Portugal não tem usado de forma correta fundos estruturais para intervir na gestão florestal pós-fogo, já que as intervenções foram tardiamente operacionalizadas no terreno e não existiu uma seleção das áreas a intervir. São as duas principais conclusões de um estudo feito pela Universidade de Aveiro (UA) sobre a gestão florestal pós-fogo realizada no país com recurso a financiamento público.

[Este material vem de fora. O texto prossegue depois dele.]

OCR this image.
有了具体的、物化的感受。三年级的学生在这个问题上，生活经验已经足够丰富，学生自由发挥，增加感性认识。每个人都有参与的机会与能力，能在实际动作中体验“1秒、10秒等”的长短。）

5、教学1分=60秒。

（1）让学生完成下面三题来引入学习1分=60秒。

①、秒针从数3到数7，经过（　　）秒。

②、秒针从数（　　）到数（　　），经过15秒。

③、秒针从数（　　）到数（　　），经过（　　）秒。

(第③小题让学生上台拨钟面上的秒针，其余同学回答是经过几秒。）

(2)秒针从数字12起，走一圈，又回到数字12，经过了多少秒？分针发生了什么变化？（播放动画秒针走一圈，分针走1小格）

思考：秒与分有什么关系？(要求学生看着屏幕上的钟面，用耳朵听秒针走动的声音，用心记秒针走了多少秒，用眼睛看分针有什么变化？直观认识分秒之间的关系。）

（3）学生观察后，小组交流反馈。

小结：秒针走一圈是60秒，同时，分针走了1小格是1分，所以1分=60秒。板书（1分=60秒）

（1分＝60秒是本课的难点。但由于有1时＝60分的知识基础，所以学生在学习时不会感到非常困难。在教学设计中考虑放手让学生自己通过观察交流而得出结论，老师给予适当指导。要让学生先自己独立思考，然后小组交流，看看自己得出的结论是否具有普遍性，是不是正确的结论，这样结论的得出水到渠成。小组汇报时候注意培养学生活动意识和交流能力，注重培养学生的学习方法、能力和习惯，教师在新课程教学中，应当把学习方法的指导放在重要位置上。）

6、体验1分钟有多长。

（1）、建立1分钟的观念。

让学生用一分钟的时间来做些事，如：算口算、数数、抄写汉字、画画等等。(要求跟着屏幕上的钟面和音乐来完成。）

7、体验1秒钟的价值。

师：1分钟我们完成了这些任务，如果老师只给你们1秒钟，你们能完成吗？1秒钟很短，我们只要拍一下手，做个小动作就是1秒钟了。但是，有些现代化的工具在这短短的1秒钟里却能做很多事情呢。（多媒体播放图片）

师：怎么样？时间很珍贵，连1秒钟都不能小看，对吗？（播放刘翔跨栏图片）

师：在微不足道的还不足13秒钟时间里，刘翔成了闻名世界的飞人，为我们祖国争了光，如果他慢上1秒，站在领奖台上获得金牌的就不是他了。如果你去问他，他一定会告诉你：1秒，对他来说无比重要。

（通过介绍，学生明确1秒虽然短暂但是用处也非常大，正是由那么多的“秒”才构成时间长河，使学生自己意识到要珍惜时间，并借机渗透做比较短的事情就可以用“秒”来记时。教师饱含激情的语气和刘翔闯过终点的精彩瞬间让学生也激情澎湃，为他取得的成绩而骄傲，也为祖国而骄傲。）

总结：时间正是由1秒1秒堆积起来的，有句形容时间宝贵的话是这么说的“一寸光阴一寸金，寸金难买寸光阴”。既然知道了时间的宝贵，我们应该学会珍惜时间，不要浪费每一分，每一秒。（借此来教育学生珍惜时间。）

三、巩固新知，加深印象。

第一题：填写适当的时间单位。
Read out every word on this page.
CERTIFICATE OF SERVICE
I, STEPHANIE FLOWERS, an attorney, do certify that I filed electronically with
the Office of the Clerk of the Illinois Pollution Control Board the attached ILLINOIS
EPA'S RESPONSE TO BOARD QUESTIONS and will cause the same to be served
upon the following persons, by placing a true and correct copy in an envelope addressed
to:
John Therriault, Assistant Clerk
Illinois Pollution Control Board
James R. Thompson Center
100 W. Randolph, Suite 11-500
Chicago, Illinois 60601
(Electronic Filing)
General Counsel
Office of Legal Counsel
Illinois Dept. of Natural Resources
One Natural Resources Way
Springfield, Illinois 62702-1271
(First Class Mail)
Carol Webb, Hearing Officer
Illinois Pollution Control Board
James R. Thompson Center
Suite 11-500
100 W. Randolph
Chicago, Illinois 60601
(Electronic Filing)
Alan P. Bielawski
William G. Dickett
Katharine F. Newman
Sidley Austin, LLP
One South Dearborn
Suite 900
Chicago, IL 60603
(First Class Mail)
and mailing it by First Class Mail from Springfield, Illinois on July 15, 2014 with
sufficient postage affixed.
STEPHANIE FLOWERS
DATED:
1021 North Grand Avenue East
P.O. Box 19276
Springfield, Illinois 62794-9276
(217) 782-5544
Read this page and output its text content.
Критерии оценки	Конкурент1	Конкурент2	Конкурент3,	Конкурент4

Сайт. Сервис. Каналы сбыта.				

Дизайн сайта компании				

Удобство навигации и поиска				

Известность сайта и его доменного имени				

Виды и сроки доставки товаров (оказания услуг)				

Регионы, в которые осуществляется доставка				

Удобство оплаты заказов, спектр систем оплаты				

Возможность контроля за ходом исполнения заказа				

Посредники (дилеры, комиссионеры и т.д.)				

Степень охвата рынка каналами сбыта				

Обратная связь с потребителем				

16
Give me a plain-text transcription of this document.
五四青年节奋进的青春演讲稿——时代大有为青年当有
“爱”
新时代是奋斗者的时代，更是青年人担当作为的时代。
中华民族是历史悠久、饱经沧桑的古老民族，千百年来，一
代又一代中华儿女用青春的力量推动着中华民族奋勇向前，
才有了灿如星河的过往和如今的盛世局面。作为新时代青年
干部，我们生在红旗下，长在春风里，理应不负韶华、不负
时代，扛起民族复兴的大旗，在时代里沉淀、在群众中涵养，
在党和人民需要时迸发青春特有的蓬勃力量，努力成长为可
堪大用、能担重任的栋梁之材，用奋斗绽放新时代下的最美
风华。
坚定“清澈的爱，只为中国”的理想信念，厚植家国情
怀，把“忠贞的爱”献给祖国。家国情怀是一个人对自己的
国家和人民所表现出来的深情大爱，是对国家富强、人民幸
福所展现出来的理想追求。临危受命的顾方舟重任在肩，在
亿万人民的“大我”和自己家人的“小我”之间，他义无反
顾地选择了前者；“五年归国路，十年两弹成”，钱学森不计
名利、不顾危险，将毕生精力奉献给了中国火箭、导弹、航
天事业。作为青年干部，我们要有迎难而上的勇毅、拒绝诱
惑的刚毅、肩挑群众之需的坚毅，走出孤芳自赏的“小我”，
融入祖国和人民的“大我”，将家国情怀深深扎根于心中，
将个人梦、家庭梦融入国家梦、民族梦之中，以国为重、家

Realizado pela investigadora Cristina Ribeiro, do Centro de Estudos do Ambiente e do Mar da UA, o estudo no âmbito do Doutoramento realizado no Departamento de Ambiente e Ordenamento da UA centrou-se na “definição de orientações para a definição de uma política de gestão pós-fogo em Portugal, com base na articulação dos interesses e necessidades dos agentes-chave do setor e integrando o conhecimento técnico e científico já disponível e as experiências de outras regiões do mundo”. Abordou também a aplicação dos fundos estruturais que Portugal tem beneficiado, desde os finais dos anos 80 até à atualidade, para intervenções de gestão pós-fogo. “Fundos que desde 2007 têm como principais objetivos a estabilização de emergência para prevenir o risco promovendo a conservação do solo e da água, e promover a médio e longo a regeneração e o restauro das florestas afetadas” pode ler-se numa nota da UA.
Cristina Ribeiro focou-se no financiamento de 25 milhões de euros de investimento elegível financiado, através do Programa de Desenvolvimento Rural PRODER (2007-2013), em intervenções de estabilização de emergência, que consistiram em tratamentos de encostas, caminhos e linhas de água, e tratamentos de reabilitação de povoamento, reflorestação e reabilitação de habitats florestais e apontou duas grandes falhas na aplicação desta quantia.
Primeiro, “as intervenções foram tardiamente operacionalizadas no terreno”, garante. “A estabilização de emergência deve ser realizada no terreno, imediatamente após a ocorrência do incêndio, antes do aparecimento das primeiras chuvadas”, descreve, acrescentando que “em Portugal, as intervenções financiadas no âmbito do PRODER foram aprovadas no final do primeiro inverno após a ocorrência do incêndio, havendo intervenções que foram aprovadas mais tarde”.
A segunda falha apontada por Cristina Ribeiro prende-se com a não existência de uma seleção das áreas a intervir. “O conhecimento científico e a experiência internacional evidenciam que as intervenções, pelo menos as de estabilização de emergência, não podem ser realizadas em toda a área ardida (por questões temporais e económicas), mas devem ser feitas em áreas consideradas prioritárias, face aos riscos e valores em risco existentes na sua envolvente”, aponta. Efetivamente, descreve, “em Portugal a avaliação da área ardida não tem identificado a área de intervenção prioritária, como tal as intervenções têm surgido aleatoriamente distribuídas pela área ardida”.
Soluções para a gestão pós incêndios florestais ser eficaz
De forma a solucionar as falhas apontadas, Cristina Ribeiro afirma que as intervenções devem ser realizadas de forma mais célere possível, se possível ainda durante a ocorrência do fogo rural, com a avaliação da área ardida efetuada por uma equipa de especialistas multidisciplinar. “O tempo que medeia entre a ocorrência do incêndio e a realização efetiva das intervenções, no terreno, está a ser muito longo, sobretudo na estabilização de emergência, o que faz com que as intervenções quando acontecem já estejam desajustadas das necessidades”, reforça.
Por outro lado, a investigadora realça que mais importante do que a área financiada ou o valor do financiamento é necessário perceber qual é o benefício real do investimento, que não é conhecido “por falta da monitorização das intervenções que permita aferir esses resultados”. “A política de gestão pós-fogo a desenvolver em Portugal deve estar enquadrada numa estrutura composta por duas fases temporais, com objetivos específicos e com escalas temporais espaciais distintas”. A primeira fase, de estabilização de emergência, decorre durante o primeiro ano após o fogo e a segunda fase, de regeneração e o restauro da floresta, que surge na continuidade da anterior, decorrerá até cerca de 5 anos após a ocorrência do incêndio.
Paralelamente, Cristina Ribeiro faz notar que Portugal deve estar dotado de equipas de especialistas pluridisciplinares, para a avaliação das áreas ardidas e avaliação da regeneração e restauro de áreas ardidas. Deve ainda “criar orientações nacionais para a criação da equipa de agentes nacionais, regionais e locais que acompanhem cada fogo rural e a criação dos mecanismos necessários para o seu funcionamento” bem como conceber um “Fundo de Emergência que seja facilmente disponibilizado e que permita avançar com os trabalhos necessários imediatamente após o fogo rural”.